5. AI Is NOT Replacing Websites — It’s Making Bad Websites Obsolete
We’re watching this one closely, and it’s the opposite of what some in the industry are saying:
AI won’t replace websites. But AI will expose which websites should no longer exist.
Search, chat interfaces, and AI-driven discovery are reshaping how people find information. G2 found that enterprise buyers now rely more on software review sites and AI search than traditional web research.
Users (and the agentic agents working on their behalf) will no longer tolerate:
- Slow websites
- Confusing navigation
- Content that isn’t authoritative
- Poor mobile experiences
- Generic brand messaging
- Sites with broken forms or unclear CTAs
AI tools surface the best experiences, not all experiences.
This means:
- Strong websites become more valuable
- Weak websites disappear from the buyer journey entirely
Businesses and marketers who treat their website as an operational system will have a competitive advantage.
Teams that keep patching an outdated site may not notice the slow loss of visibility, trust, and pipeline until it reaches critical mass.

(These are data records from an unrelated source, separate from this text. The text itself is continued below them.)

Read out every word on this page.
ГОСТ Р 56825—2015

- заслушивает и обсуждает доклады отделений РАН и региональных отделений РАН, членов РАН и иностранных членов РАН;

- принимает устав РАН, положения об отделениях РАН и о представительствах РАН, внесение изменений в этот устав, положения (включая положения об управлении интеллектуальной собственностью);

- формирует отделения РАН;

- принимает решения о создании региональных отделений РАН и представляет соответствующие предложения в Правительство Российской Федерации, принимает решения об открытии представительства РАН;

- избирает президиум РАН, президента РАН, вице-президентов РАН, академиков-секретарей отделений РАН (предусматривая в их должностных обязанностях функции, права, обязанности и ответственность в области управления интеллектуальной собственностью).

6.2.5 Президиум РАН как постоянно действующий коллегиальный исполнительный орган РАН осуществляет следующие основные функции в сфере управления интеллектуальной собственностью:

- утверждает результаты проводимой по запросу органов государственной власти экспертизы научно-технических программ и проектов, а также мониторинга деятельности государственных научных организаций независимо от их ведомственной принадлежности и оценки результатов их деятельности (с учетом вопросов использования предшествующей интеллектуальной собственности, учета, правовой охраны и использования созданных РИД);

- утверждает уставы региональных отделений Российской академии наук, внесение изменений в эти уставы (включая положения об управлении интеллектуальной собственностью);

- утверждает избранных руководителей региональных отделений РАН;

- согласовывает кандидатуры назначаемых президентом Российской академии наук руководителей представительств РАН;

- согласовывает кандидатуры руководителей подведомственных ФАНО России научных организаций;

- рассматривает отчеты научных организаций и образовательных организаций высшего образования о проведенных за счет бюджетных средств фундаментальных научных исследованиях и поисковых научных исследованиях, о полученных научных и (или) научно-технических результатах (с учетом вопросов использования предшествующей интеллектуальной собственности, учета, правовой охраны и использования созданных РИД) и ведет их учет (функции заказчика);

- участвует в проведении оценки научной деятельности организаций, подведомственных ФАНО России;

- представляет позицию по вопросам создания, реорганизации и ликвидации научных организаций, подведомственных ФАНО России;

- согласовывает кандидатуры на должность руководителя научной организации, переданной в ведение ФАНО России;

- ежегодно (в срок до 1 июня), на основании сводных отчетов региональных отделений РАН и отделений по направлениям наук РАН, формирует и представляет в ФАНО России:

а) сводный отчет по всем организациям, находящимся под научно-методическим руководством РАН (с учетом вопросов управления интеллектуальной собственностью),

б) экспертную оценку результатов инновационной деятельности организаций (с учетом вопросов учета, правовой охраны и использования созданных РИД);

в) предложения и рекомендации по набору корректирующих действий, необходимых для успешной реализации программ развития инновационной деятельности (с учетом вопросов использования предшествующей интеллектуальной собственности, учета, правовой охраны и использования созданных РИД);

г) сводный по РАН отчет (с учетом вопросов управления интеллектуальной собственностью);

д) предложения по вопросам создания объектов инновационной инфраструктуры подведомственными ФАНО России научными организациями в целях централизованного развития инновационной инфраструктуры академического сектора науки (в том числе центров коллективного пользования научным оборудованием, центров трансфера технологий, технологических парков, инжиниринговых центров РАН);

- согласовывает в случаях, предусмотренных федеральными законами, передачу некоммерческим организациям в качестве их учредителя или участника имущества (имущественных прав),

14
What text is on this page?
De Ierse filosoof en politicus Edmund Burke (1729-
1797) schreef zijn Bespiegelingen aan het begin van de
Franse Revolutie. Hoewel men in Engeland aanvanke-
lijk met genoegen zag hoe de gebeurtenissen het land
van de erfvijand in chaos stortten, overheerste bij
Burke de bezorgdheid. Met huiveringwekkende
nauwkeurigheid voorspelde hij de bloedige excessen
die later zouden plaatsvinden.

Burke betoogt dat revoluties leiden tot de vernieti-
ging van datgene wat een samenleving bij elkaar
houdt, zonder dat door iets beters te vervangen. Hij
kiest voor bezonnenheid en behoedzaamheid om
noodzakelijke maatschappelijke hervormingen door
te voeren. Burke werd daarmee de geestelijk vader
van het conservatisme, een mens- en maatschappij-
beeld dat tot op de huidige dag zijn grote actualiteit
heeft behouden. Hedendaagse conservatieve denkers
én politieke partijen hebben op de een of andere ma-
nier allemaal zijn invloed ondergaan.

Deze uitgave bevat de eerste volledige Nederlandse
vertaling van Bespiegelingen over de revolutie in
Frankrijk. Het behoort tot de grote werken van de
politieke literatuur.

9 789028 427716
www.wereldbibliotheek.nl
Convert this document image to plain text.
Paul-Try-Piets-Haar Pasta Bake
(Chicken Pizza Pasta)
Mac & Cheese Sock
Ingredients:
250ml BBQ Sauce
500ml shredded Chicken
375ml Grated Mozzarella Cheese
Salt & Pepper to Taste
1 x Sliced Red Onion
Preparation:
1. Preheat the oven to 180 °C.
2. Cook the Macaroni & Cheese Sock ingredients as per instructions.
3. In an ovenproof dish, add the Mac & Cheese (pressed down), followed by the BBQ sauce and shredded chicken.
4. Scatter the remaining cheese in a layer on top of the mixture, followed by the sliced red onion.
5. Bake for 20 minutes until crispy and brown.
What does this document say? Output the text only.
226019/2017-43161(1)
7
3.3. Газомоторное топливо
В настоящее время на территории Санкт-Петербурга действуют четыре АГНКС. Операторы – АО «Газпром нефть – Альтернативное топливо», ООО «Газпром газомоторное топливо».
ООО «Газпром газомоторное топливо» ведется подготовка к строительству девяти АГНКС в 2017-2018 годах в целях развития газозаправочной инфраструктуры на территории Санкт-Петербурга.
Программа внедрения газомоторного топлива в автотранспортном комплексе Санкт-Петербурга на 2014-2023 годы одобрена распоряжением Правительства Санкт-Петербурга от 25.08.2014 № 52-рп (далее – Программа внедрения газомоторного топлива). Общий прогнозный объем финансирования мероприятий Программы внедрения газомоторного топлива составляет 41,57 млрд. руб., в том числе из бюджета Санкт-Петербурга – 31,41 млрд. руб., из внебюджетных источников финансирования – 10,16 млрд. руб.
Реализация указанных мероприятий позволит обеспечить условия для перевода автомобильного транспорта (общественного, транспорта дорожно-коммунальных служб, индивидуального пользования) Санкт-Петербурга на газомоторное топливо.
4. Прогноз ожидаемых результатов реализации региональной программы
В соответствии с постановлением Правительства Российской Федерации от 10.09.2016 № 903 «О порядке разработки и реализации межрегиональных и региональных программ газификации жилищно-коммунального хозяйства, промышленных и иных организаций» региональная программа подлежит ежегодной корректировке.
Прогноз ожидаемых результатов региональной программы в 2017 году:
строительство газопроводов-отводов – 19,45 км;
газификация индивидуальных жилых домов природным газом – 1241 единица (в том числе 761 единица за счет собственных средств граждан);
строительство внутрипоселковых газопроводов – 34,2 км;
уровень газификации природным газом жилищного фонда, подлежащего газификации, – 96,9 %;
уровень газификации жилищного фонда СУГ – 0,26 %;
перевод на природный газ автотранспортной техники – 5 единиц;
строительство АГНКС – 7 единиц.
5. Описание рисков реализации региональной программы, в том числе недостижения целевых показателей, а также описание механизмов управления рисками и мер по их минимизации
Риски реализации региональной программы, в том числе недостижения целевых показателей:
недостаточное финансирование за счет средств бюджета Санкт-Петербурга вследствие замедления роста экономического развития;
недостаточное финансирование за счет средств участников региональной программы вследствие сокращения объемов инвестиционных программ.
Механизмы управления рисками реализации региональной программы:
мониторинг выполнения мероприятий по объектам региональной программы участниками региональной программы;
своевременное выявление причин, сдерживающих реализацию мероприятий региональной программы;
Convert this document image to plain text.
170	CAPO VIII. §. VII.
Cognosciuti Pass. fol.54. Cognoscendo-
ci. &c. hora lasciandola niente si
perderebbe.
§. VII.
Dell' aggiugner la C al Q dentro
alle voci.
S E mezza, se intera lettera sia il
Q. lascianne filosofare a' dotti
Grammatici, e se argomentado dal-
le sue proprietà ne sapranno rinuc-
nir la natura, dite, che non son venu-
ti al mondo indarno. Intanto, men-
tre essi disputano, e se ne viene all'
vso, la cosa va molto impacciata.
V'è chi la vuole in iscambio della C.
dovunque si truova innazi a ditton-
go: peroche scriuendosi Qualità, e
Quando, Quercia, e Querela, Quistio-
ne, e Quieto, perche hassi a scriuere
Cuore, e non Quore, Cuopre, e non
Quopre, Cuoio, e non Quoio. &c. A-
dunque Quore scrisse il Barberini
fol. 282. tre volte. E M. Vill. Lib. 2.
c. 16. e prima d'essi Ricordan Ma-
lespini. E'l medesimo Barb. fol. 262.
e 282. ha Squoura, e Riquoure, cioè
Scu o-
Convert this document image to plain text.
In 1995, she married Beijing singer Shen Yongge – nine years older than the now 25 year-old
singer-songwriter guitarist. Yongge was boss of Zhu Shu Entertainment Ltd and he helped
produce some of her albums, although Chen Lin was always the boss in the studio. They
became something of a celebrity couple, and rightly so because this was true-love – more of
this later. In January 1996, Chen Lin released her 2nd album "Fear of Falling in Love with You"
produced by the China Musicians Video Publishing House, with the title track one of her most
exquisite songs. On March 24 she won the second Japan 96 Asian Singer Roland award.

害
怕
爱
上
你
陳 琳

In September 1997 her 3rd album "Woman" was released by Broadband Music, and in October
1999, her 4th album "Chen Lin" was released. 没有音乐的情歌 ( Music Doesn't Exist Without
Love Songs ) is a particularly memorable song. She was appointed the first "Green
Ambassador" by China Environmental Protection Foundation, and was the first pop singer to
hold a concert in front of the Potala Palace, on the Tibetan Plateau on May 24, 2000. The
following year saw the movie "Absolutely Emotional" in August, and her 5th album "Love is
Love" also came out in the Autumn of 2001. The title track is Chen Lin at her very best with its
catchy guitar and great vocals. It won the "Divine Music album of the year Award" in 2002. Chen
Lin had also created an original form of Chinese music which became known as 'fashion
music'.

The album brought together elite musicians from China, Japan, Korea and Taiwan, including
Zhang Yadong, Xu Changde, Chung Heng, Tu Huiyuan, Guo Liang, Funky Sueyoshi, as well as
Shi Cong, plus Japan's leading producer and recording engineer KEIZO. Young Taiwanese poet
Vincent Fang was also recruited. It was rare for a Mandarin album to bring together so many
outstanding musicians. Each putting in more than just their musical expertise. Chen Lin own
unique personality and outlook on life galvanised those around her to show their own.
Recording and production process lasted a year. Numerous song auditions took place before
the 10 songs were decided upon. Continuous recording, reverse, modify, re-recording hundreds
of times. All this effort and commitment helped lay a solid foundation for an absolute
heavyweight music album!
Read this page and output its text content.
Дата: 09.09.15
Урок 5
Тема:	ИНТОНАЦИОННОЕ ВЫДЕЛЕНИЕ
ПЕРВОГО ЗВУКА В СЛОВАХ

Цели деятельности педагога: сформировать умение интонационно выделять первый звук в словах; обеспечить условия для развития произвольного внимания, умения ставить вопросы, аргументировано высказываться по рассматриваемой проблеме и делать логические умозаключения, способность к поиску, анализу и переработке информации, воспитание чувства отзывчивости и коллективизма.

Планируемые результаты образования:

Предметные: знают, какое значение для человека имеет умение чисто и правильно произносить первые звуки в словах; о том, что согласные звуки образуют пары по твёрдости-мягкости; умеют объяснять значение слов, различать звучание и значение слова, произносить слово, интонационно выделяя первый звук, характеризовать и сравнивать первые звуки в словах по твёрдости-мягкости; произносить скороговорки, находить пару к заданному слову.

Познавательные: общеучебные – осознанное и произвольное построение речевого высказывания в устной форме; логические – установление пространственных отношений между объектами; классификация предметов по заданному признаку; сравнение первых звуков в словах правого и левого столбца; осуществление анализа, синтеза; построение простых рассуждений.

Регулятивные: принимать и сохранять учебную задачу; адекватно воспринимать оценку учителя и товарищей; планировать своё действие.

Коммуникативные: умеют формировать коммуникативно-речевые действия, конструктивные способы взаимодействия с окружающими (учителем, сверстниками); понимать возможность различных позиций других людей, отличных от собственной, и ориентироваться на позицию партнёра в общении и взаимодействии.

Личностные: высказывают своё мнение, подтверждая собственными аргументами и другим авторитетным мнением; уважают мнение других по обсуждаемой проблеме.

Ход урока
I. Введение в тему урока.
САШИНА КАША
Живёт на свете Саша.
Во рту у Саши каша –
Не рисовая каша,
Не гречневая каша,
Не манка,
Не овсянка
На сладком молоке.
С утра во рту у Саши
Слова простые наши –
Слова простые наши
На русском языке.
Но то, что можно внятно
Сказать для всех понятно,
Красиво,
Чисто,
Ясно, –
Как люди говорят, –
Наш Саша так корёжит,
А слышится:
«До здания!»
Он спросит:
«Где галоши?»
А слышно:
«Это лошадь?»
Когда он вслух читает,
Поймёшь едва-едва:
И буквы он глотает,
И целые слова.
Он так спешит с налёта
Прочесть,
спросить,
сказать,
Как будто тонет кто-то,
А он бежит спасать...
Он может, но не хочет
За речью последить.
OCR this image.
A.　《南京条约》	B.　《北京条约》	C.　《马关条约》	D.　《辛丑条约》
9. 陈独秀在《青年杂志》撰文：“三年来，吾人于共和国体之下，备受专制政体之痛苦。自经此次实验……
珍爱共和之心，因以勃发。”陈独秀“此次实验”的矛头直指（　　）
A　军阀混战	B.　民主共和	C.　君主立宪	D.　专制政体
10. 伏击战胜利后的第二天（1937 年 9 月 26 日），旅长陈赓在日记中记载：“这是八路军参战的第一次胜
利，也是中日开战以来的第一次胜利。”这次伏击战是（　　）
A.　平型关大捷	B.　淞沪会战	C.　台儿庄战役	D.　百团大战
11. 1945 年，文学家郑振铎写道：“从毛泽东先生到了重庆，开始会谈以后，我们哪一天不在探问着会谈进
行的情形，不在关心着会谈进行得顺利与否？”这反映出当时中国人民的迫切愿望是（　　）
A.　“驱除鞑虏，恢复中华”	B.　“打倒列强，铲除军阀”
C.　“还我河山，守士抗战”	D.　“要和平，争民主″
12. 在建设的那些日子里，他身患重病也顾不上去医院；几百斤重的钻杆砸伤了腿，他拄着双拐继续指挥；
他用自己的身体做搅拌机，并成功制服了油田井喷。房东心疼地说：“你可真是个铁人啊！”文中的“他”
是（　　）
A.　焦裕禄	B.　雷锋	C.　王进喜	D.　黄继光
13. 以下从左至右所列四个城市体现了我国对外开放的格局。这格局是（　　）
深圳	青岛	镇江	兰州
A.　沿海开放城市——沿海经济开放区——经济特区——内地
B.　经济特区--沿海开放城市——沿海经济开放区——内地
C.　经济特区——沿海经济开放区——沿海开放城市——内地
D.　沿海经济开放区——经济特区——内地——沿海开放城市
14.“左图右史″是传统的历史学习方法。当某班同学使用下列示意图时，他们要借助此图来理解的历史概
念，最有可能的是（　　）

AI rewards clarity, speed, and authority, and ruthlessly filters out everything else. 2026 will be the year AI becomes the great filter of digital experiences.
What This Means for Marketing Leaders in 2026
Here’s what this means for your team, regardless of which platform or partners you use.
✔ You need a website built for performance, UX, and conversion
✔ You need a CMS your team can actually use
✔ You need the technical foundation IT trusts
✔ You need clarity, speed, and proof of ROI
✔ You need momentum that’s fast, measurable, repeatable
All of these trends point to the same reality:
Your website is now the most measurable, most adaptable, and most business-critical part of your marketing strategy.
The teams that invest early will ride a wave of compounding gains. The teams who wait may find it harder to stay visible and influential in the buyer journey, not because of competitors, but because the expectations of modern users and AI-driven discovery continue to rise.